„Въ ту минуту какъ тѣ двое, преслѣдовавшіе вора, увидали, что онъ юркнулъ въ чащу, они выскочили изъ своей засады, настигли его и убили до смерти…
«Да, хотя онъ кричалъ и молилъ, они были безпощадны и умертвили его… А два человѣка, которые шли въ это время по дорогѣ, услышали эти крики и бросились скорѣе въ рощицѣ… они туда и безъ того шли, какъ кажется… Завидя ихъ, убійцы пустились на-утёкъ; тѣ двое за ними, гонясь во всю прыть, но минуты черезъ двѣ они воротились и пошли въ ту же рощицу совершенно спокойно.

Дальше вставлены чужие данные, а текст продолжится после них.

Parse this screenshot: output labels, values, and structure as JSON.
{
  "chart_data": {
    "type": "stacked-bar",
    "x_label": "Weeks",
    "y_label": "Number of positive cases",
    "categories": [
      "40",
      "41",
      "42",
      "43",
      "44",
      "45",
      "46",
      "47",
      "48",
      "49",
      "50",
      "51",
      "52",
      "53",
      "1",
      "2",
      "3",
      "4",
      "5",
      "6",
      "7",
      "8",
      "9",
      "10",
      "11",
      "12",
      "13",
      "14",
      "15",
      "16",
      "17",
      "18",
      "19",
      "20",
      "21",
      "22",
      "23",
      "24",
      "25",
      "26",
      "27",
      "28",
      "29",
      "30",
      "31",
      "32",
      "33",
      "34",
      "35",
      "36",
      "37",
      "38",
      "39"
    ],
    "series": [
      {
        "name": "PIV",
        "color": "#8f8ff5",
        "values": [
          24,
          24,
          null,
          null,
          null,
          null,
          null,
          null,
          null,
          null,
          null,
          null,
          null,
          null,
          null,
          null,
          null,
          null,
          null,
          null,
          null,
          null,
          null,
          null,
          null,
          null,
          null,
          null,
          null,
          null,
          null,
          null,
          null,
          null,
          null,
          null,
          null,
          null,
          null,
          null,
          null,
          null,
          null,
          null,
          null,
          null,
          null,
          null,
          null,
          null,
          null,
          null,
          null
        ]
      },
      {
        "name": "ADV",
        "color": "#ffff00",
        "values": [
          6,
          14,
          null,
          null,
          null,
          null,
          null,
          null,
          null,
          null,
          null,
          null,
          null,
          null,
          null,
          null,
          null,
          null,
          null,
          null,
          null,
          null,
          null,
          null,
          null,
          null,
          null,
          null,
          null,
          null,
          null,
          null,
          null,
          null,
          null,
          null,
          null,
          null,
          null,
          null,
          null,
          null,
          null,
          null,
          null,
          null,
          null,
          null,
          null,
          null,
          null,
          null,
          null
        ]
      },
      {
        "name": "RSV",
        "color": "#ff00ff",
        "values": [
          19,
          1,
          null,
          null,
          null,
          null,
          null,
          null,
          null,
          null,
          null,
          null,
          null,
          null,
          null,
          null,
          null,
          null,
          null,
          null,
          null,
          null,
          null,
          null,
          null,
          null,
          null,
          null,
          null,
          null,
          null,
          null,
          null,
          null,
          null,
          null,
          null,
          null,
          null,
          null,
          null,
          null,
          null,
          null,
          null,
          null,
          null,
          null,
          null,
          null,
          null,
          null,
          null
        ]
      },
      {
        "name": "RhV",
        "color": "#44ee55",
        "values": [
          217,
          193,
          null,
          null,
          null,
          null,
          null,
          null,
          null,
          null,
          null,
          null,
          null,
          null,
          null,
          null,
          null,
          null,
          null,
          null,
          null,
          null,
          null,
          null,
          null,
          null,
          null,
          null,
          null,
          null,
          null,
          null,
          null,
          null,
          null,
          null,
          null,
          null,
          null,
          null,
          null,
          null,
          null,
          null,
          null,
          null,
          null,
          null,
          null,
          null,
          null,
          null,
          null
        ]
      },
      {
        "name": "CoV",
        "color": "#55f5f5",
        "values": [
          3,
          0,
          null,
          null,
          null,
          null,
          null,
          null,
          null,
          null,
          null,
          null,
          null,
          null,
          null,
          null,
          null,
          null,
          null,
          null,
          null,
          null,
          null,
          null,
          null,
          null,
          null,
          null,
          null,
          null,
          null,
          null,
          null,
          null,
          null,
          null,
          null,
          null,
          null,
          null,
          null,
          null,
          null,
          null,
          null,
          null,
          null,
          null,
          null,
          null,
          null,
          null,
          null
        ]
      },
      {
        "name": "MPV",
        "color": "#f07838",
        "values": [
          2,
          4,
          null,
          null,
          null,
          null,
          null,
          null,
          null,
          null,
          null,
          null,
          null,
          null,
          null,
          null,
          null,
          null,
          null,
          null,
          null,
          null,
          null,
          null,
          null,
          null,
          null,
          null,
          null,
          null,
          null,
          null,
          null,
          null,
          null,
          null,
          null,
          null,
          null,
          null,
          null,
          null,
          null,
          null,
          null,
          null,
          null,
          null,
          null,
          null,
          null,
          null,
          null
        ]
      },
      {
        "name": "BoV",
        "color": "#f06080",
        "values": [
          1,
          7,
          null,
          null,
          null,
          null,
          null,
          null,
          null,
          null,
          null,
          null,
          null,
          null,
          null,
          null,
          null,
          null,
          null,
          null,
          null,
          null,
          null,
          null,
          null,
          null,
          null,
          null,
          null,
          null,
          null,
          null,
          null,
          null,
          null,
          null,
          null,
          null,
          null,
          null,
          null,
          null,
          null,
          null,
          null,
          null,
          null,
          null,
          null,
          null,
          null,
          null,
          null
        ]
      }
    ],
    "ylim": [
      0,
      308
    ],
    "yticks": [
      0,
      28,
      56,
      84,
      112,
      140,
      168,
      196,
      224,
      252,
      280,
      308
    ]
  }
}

„Чѣмъ же занялись они тамъ? Я разскажу это вамъ. Они нашли всѣ тѣ принадлежности для переодѣванья, которыя воръ вынулъ для себя изъ своего мѣшка… и одинъ изъ нихъ нарядился во все это.
Тутъ Томъ замолчалъ на минуту, для большаго „эффекта“, и потомъ проговорилъ очень рѣшительно:
— Человѣкъ, перерядившійся въ костюмъ, принесенный убитымъ, былъ… Юпитеръ Денлапъ!

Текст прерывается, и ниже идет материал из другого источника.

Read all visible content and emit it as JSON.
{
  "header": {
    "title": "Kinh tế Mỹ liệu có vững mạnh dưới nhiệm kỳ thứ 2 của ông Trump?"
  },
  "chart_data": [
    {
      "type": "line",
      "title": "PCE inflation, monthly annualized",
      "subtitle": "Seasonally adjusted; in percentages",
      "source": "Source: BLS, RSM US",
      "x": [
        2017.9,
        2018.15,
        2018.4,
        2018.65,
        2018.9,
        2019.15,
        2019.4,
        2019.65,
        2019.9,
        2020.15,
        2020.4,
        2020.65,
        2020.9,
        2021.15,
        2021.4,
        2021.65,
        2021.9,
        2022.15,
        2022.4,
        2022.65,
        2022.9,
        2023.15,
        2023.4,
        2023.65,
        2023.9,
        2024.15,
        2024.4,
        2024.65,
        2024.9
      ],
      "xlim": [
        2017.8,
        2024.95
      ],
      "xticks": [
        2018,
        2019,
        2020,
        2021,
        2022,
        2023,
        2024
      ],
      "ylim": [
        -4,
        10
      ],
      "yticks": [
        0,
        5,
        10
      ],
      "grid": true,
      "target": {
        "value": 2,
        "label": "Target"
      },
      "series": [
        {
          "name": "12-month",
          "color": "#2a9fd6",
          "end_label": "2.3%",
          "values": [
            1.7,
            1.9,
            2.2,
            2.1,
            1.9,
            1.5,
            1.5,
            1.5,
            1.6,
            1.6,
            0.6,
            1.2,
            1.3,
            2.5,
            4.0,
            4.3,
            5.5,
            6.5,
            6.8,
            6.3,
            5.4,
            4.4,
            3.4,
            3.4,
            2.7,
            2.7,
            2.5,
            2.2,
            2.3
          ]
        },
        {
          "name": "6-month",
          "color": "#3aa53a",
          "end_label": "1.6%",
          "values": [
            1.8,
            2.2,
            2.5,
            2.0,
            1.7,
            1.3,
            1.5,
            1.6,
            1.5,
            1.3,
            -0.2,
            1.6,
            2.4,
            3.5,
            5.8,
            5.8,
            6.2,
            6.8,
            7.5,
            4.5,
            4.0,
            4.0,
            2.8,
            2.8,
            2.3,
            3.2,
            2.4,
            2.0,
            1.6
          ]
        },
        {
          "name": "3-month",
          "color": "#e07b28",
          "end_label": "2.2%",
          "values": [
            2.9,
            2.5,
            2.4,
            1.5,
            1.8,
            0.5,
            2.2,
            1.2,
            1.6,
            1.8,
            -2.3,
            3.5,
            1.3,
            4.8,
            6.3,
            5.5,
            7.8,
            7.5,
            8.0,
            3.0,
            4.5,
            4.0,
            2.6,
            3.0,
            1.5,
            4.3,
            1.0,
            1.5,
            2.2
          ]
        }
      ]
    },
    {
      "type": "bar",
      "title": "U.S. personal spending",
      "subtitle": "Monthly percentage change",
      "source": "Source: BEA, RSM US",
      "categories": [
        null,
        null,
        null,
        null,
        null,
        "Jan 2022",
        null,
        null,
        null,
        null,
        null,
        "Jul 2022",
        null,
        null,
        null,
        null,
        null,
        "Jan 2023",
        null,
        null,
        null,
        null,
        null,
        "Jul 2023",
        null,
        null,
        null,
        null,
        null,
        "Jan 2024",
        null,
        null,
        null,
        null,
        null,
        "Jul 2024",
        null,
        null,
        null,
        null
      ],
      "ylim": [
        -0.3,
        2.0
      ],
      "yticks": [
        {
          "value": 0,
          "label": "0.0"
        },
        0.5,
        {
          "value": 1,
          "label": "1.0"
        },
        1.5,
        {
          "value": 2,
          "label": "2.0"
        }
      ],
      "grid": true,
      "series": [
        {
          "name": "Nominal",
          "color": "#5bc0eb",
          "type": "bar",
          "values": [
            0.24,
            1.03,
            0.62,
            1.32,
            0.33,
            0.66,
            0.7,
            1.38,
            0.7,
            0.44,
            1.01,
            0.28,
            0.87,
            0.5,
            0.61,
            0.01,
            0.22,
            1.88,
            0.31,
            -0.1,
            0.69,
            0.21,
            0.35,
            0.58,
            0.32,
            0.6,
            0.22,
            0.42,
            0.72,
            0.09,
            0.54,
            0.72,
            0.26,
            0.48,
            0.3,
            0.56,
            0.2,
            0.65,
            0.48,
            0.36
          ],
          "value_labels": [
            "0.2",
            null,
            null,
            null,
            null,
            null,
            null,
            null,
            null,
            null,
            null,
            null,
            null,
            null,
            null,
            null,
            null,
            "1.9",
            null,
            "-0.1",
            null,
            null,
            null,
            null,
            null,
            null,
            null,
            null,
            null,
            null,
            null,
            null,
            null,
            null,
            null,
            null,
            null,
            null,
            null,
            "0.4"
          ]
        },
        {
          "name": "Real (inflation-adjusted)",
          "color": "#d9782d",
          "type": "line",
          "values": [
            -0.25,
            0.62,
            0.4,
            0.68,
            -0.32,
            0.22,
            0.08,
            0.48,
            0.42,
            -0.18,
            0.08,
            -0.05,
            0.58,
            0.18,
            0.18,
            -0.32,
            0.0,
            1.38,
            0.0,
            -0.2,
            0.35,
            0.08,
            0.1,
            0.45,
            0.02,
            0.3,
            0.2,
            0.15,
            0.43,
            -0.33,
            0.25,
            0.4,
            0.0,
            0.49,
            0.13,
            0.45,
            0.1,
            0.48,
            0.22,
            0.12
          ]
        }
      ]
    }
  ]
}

— Господи, помилуй! — невольно вырвалось у всѣхъ, а дядя Силасъ казался совсѣмъ ошеломленнымъ.
— Да, это былъ Юпитеръ Деилапъ, не мертвый, какъ видите. Они стащили и сапоги съ трупа; Юпитеръ Денлапъ надѣлъ ихъ, а свои рваные башмаки надѣлъ ему. Потомъ Юпитеръ остался тутъ, а человѣкъ, бывшій съ нимъ, взвалилъ на себя трупъ и отнесъ его въ сторону, когда наступили уже сумерки; а послѣ полуночи онъ закрался къ дядѣ Силасу, взялъ его старый зеленый рабочій сюртукъ, который висѣлъ всегда на крюкѣ въ проходѣ между домомъ и кухнею, накинулъ его на себя, взялъ тоже заступъ съ длинною рукояткой, отправился въ табачное поле и схоронилъ убитаго…

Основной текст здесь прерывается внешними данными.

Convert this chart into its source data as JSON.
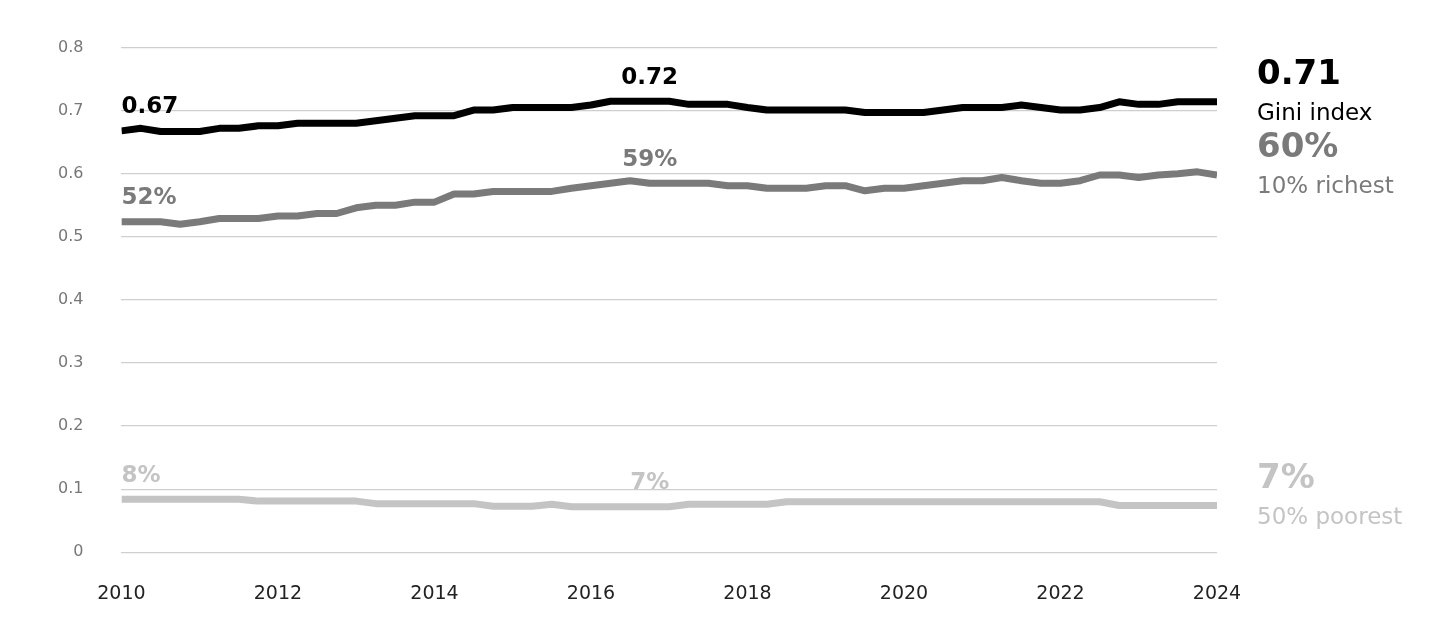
{
  "chart_data": {
    "type": "line",
    "x": [
      2010,
      2010.25,
      2010.5,
      2010.75,
      2011,
      2011.25,
      2011.5,
      2011.75,
      2012,
      2012.25,
      2012.5,
      2012.75,
      2013,
      2013.25,
      2013.5,
      2013.75,
      2014,
      2014.25,
      2014.5,
      2014.75,
      2015,
      2015.25,
      2015.5,
      2015.75,
      2016,
      2016.25,
      2016.5,
      2016.75,
      2017,
      2017.25,
      2017.5,
      2017.75,
      2018,
      2018.25,
      2018.5,
      2018.75,
      2019,
      2019.25,
      2019.5,
      2019.75,
      2020,
      2020.25,
      2020.5,
      2020.75,
      2021,
      2021.25,
      2021.5,
      2021.75,
      2022,
      2022.25,
      2022.5,
      2022.75,
      2023,
      2023.25,
      2023.5,
      2023.75,
      2024
    ],
    "series": [
      {
        "name": "Gini index",
        "color": "#000000",
        "values": [
          0.668,
          0.672,
          0.667,
          0.667,
          0.667,
          0.672,
          0.672,
          0.676,
          0.676,
          0.68,
          0.68,
          0.68,
          0.68,
          0.684,
          0.688,
          0.692,
          0.692,
          0.692,
          0.701,
          0.701,
          0.705,
          0.705,
          0.705,
          0.705,
          0.709,
          0.715,
          0.715,
          0.715,
          0.715,
          0.71,
          0.71,
          0.71,
          0.705,
          0.701,
          0.701,
          0.701,
          0.701,
          0.701,
          0.697,
          0.697,
          0.697,
          0.697,
          0.701,
          0.705,
          0.705,
          0.705,
          0.709,
          0.705,
          0.701,
          0.701,
          0.705,
          0.714,
          0.71,
          0.71,
          0.714,
          0.714,
          0.714
        ],
        "value_labels": [
          "0.67",
          null,
          null,
          null,
          null,
          null,
          null,
          null,
          null,
          null,
          null,
          null,
          null,
          null,
          null,
          null,
          null,
          null,
          null,
          null,
          null,
          null,
          null,
          null,
          null,
          null,
          null,
          "0.72",
          null,
          null,
          null,
          null,
          null,
          null,
          null,
          null,
          null,
          null,
          null,
          null,
          null,
          null,
          null,
          null,
          null,
          null,
          null,
          null,
          null,
          null,
          null,
          null,
          null,
          null,
          null,
          null,
          "0.71"
        ]
      },
      {
        "name": "10% richest",
        "color": "#7a7a7a",
        "values": [
          0.524,
          0.524,
          0.524,
          0.52,
          0.524,
          0.529,
          0.529,
          0.529,
          0.533,
          0.533,
          0.537,
          0.537,
          0.546,
          0.55,
          0.55,
          0.555,
          0.555,
          0.568,
          0.568,
          0.572,
          0.572,
          0.572,
          0.572,
          0.577,
          0.581,
          0.585,
          0.589,
          0.585,
          0.585,
          0.585,
          0.585,
          0.581,
          0.581,
          0.577,
          0.577,
          0.577,
          0.581,
          0.581,
          0.573,
          0.577,
          0.577,
          0.581,
          0.585,
          0.589,
          0.589,
          0.594,
          0.589,
          0.585,
          0.585,
          0.589,
          0.598,
          0.598,
          0.594,
          0.598,
          0.6,
          0.603,
          0.598
        ],
        "value_labels": [
          "52%",
          null,
          null,
          null,
          null,
          null,
          null,
          null,
          null,
          null,
          null,
          null,
          null,
          null,
          null,
          null,
          null,
          null,
          null,
          null,
          null,
          null,
          null,
          null,
          null,
          null,
          null,
          "59%",
          null,
          null,
          null,
          null,
          null,
          null,
          null,
          null,
          null,
          null,
          null,
          null,
          null,
          null,
          null,
          null,
          null,
          null,
          null,
          null,
          null,
          null,
          null,
          null,
          null,
          null,
          null,
          null,
          "60%"
        ]
      },
      {
        "name": "50% poorest",
        "color": "#c4c4c4",
        "values": [
          0.084,
          0.084,
          0.084,
          0.084,
          0.084,
          0.084,
          0.084,
          0.081,
          0.081,
          0.081,
          0.081,
          0.081,
          0.081,
          0.077,
          0.077,
          0.077,
          0.077,
          0.077,
          0.077,
          0.073,
          0.073,
          0.073,
          0.076,
          0.072,
          0.072,
          0.072,
          0.072,
          0.072,
          0.072,
          0.076,
          0.076,
          0.076,
          0.076,
          0.076,
          0.08,
          0.08,
          0.08,
          0.08,
          0.08,
          0.08,
          0.08,
          0.08,
          0.08,
          0.08,
          0.08,
          0.08,
          0.08,
          0.08,
          0.08,
          0.08,
          0.08,
          0.074,
          0.074,
          0.074,
          0.074,
          0.074,
          0.074
        ],
        "value_labels": [
          "8%",
          null,
          null,
          null,
          null,
          null,
          null,
          null,
          null,
          null,
          null,
          null,
          null,
          null,
          null,
          null,
          null,
          null,
          null,
          null,
          null,
          null,
          null,
          null,
          null,
          null,
          null,
          "7%",
          null,
          null,
          null,
          null,
          null,
          null,
          null,
          null,
          null,
          null,
          null,
          null,
          null,
          null,
          null,
          null,
          null,
          null,
          null,
          null,
          null,
          null,
          null,
          null,
          null,
          null,
          null,
          null,
          "7%"
        ]
      }
    ],
    "xlim": [
      2010,
      2024
    ],
    "xticks": [
      2010,
      2012,
      2014,
      2016,
      2018,
      2020,
      2022,
      2024
    ],
    "ylim": [
      0,
      0.8
    ],
    "yticks": [
      {
        "value": 0,
        "label": "0"
      },
      0.1,
      0.2,
      0.3,
      0.4,
      0.5,
      0.6,
      0.7,
      0.8
    ],
    "grid": "y",
    "legend": false,
    "marker": "none",
    "line_style": "solid"
  }
}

Онъ помолчалъ съ полминуты, потомъ произнесъ:
— А кто, полагаете вы, былъ этотъ убитый?.. Это былъ… Джэкъ Денлапъ, давно пропавшій преступникъ.
— Господи, помилуй!
— А человѣкъ, зарывшій его… это Брэсъ Денлапъ, его братъ!
— Господи, помилуй!
— А кто, думаете вы, этотъ идіотъ, что мычитъ и представляется глухонѣмымъ пришлецомъ среди насъ уже цѣлыя недѣли?.. Это самъ Юпитеръ Денлапъ!
Тутъ, я вамъ скажу, раздался уже какой-то вой; во всю свою жизнь вашу, навѣрное, не видывали вы такого волненія! А Томъ очутился однимъ прыжкомъ около Юпитера, сорвалъ съ него очки и фальшивые бакенбарды, и передъ всѣми оказался убитый, такой же живой, какъ каждый изъ насъ! А тетя Салли и Бенни принялись со слезами цѣловать и обнимать дядю Силаса, и до того затормошили его, что онъ растерялся и одурѣлъ больше, чѣмъ когда-либо въ жизни, а этимъ уже многое сказано. Потомъ поднялся крикъ:
— Томъ Соуэръ!.. Томъ Соуэръ!.. Молчите всѣ!.. Пусть онъ продолжаетъ… Томъ Соуэръ!.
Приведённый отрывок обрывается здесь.